Les phares des bus à l’arrêt éclairent l’entrée de la ville de Maroua, capitale régionale de l’extrême nord du Cameroun. Au milieu de la route, les passagers descendus forment une file interminable. Il est 23 h 12. « Présentez-moi vos cartes nationales d’identité (CNI) », ordonne le policier. Torche à la main gauche, il jette un bref regard à l’homme debout devant lui. « Ouvrez votre sac à dos ». Les gestes se répètent, monotones. Epuisés, les autres passagers s’assoient à même le sol ou s’adossent aux carlingues.
« Depuis le début des incursions en terre camerounaise de Boko Haram, les contrôles mixtes se sont intensifiés dans l’extrême nord. Mais, depuis les attentats suicides qui ont frappé en plein cœur Maroua, tout est sur haute surveillance », explique un agent.

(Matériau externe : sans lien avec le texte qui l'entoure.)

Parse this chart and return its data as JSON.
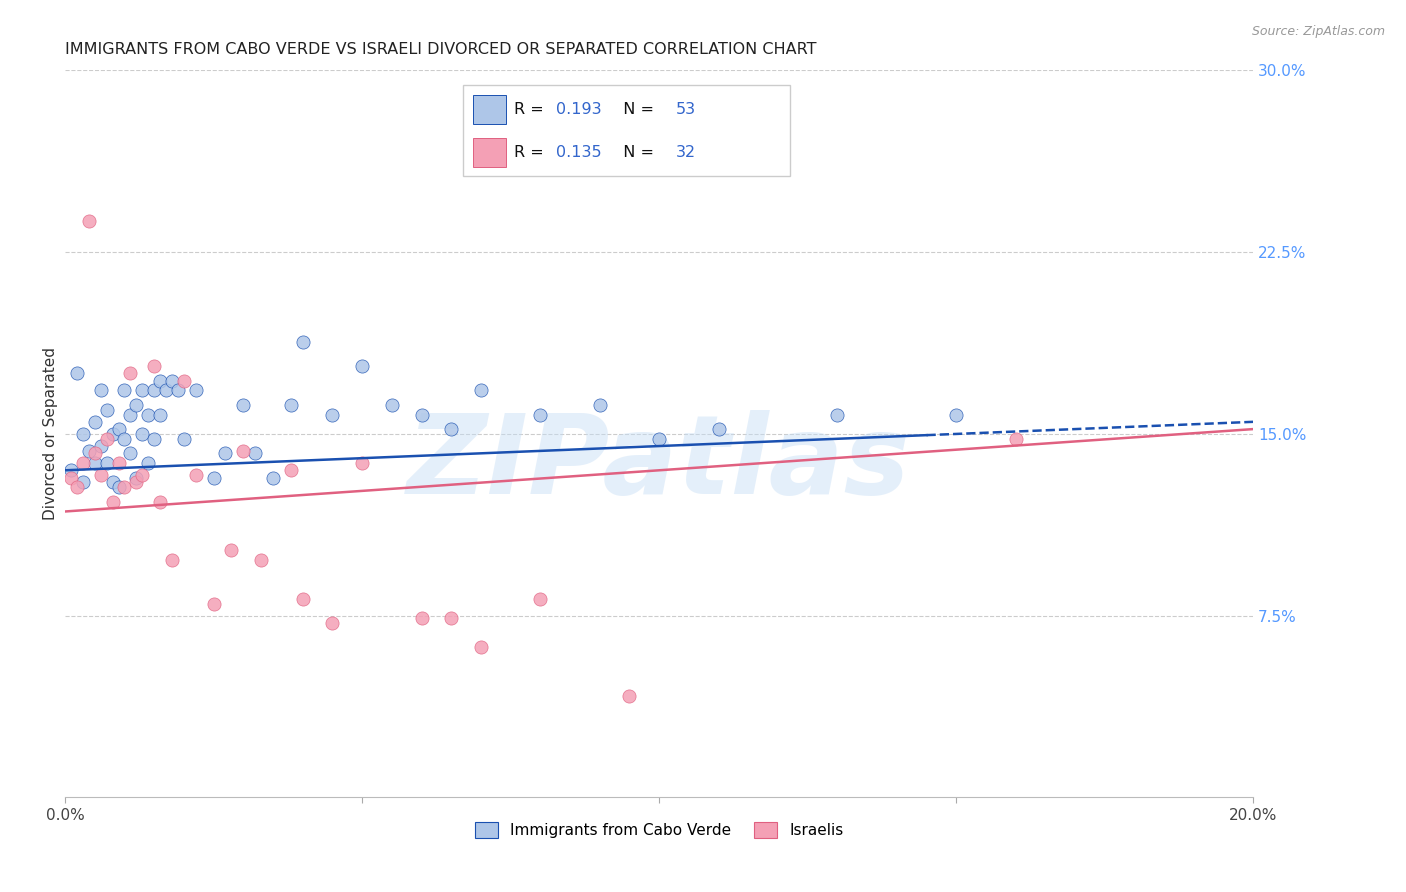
{
  "title": "IMMIGRANTS FROM CABO VERDE VS ISRAELI DIVORCED OR SEPARATED CORRELATION CHART",
  "source": "Source: ZipAtlas.com",
  "ylabel": "Divorced or Separated",
  "xlim": [
    0.0,
    0.2
  ],
  "ylim": [
    0.0,
    0.3
  ],
  "xticks": [
    0.0,
    0.05,
    0.1,
    0.15,
    0.2
  ],
  "xticklabels": [
    "0.0%",
    "",
    "",
    "",
    "20.0%"
  ],
  "yticks_right": [
    0.075,
    0.15,
    0.225,
    0.3
  ],
  "ytick_labels_right": [
    "7.5%",
    "15.0%",
    "22.5%",
    "30.0%"
  ],
  "blue_R": 0.193,
  "blue_N": 53,
  "pink_R": 0.135,
  "pink_N": 32,
  "blue_color": "#aec6e8",
  "pink_color": "#f4a0b5",
  "blue_line_color": "#1a50b0",
  "pink_line_color": "#e06080",
  "legend_label_blue": "Immigrants from Cabo Verde",
  "legend_label_pink": "Israelis",
  "watermark": "ZIPatlas",
  "grid_color": "#cccccc",
  "title_color": "#222222",
  "right_axis_color": "#5599ff",
  "legend_text_color": "#111111",
  "legend_num_color": "#3366cc",
  "blue_scatter_x": [
    0.001,
    0.002,
    0.003,
    0.003,
    0.004,
    0.005,
    0.005,
    0.006,
    0.006,
    0.007,
    0.007,
    0.008,
    0.008,
    0.009,
    0.009,
    0.01,
    0.01,
    0.011,
    0.011,
    0.012,
    0.012,
    0.013,
    0.013,
    0.014,
    0.014,
    0.015,
    0.015,
    0.016,
    0.016,
    0.017,
    0.018,
    0.019,
    0.02,
    0.022,
    0.025,
    0.027,
    0.03,
    0.032,
    0.035,
    0.038,
    0.04,
    0.045,
    0.05,
    0.055,
    0.06,
    0.065,
    0.07,
    0.08,
    0.09,
    0.1,
    0.11,
    0.13,
    0.15
  ],
  "blue_scatter_y": [
    0.135,
    0.175,
    0.13,
    0.15,
    0.143,
    0.155,
    0.138,
    0.145,
    0.168,
    0.138,
    0.16,
    0.13,
    0.15,
    0.128,
    0.152,
    0.148,
    0.168,
    0.142,
    0.158,
    0.132,
    0.162,
    0.15,
    0.168,
    0.138,
    0.158,
    0.168,
    0.148,
    0.172,
    0.158,
    0.168,
    0.172,
    0.168,
    0.148,
    0.168,
    0.132,
    0.142,
    0.162,
    0.142,
    0.132,
    0.162,
    0.188,
    0.158,
    0.178,
    0.162,
    0.158,
    0.152,
    0.168,
    0.158,
    0.162,
    0.148,
    0.152,
    0.158,
    0.158
  ],
  "pink_scatter_x": [
    0.001,
    0.002,
    0.003,
    0.004,
    0.005,
    0.006,
    0.007,
    0.008,
    0.009,
    0.01,
    0.011,
    0.012,
    0.013,
    0.015,
    0.016,
    0.018,
    0.02,
    0.022,
    0.025,
    0.028,
    0.03,
    0.033,
    0.038,
    0.04,
    0.045,
    0.05,
    0.06,
    0.065,
    0.07,
    0.08,
    0.095,
    0.16
  ],
  "pink_scatter_y": [
    0.132,
    0.128,
    0.138,
    0.238,
    0.142,
    0.133,
    0.148,
    0.122,
    0.138,
    0.128,
    0.175,
    0.13,
    0.133,
    0.178,
    0.122,
    0.098,
    0.172,
    0.133,
    0.08,
    0.102,
    0.143,
    0.098,
    0.135,
    0.082,
    0.072,
    0.138,
    0.074,
    0.074,
    0.062,
    0.082,
    0.042,
    0.148
  ],
  "blue_line_start_x": 0.0,
  "blue_line_end_x": 0.2,
  "blue_line_solid_end_x": 0.145,
  "blue_line_start_y": 0.135,
  "blue_line_end_y": 0.155,
  "pink_line_start_x": 0.0,
  "pink_line_end_x": 0.2,
  "pink_line_start_y": 0.118,
  "pink_line_end_y": 0.152
}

Aucun véhicule n’entre, ne sort et ne circule dans la ville après 20 heures. « Il faut attendre 5 heures pour entrer dans Maroua et arriver à l’agence », ajoute un conducteur, allongé sur son siège. « Surveiller les villages »
Le 14 août, le président camerounais Paul Biya a décidé de déployer 2 450 soldats supplémentaires, dans le cadre de la contribution du Cameroun à la force multinationale mixte, mise en place avec le Nigeria, le Niger et le Tchad pour lutter contre la secte islamiste. Les contrôles d’identité s’étendent aux banques et autres édifices publics, où les agents disposent de détecteurs de métaux. « Militaires, policiers et gendarmes viennent tout le temps en patrouille et nous devons dénoncer tout individu suspect », confie Mérimé. Le jeune vendeur a installé son échoppe à quelques mètres de l’endroit où a eu lieu l’attentat suicide au marché central de Maroua, le 22 juillet dernier.
Le dispositif sécuritaire est plus visible au fur et à mesure qu’on sort de la ville, à l’approche de la frontière avec le Nigeria. Sur la route trouée de nids-de-poule qui conduit à Mora, les pick-up des militaires soulèvent des nuages de poussière. « Ils vont surveiller les villages », murmure Aladji, un conducteur du car. Des soldats camerounais et tchadiens de la force multinationale sont en effet postés aux entrées du bourg de Talabadara, parfois près des habitations. Contrôles insuffisants
« C’est une zone clé, considérée par certains comme une plaque tournante de Boko Haram, explique une source sécuritaire. Ici, l’armée fait des tours dans les quartiers, des fouilles et contrôles systématiques, à tout temps ». Mais il en faudrait plus pour rassurer les habitants. « Les bagages ne sont pas fouillés sur le trajet Maroua-Mora et au niveau des contrôles, il n’y a pas de détecteurs de métaux, s’alarme Mousséini, habitant de Mora. Si un passager transporte une bombe, il peut facilement la faire passer de Mora à Maroua ou vice versa ».
Dans la localité de Makary, comme dans de nombreux villages frontaliers, un comité de vigilance collabore avec les militaires du bataillon d’intervention camerounaise, et alerte les autorités et l’armée en cas d’attaque. « Nous sommes dans une zone marécageuse où l’armée ne peut pas intervenir spontanément, explique Abgassi Adoum, maire de Makary. Il faut donc cette collaboration armée-habitants, pour mener à bien notre lutte ».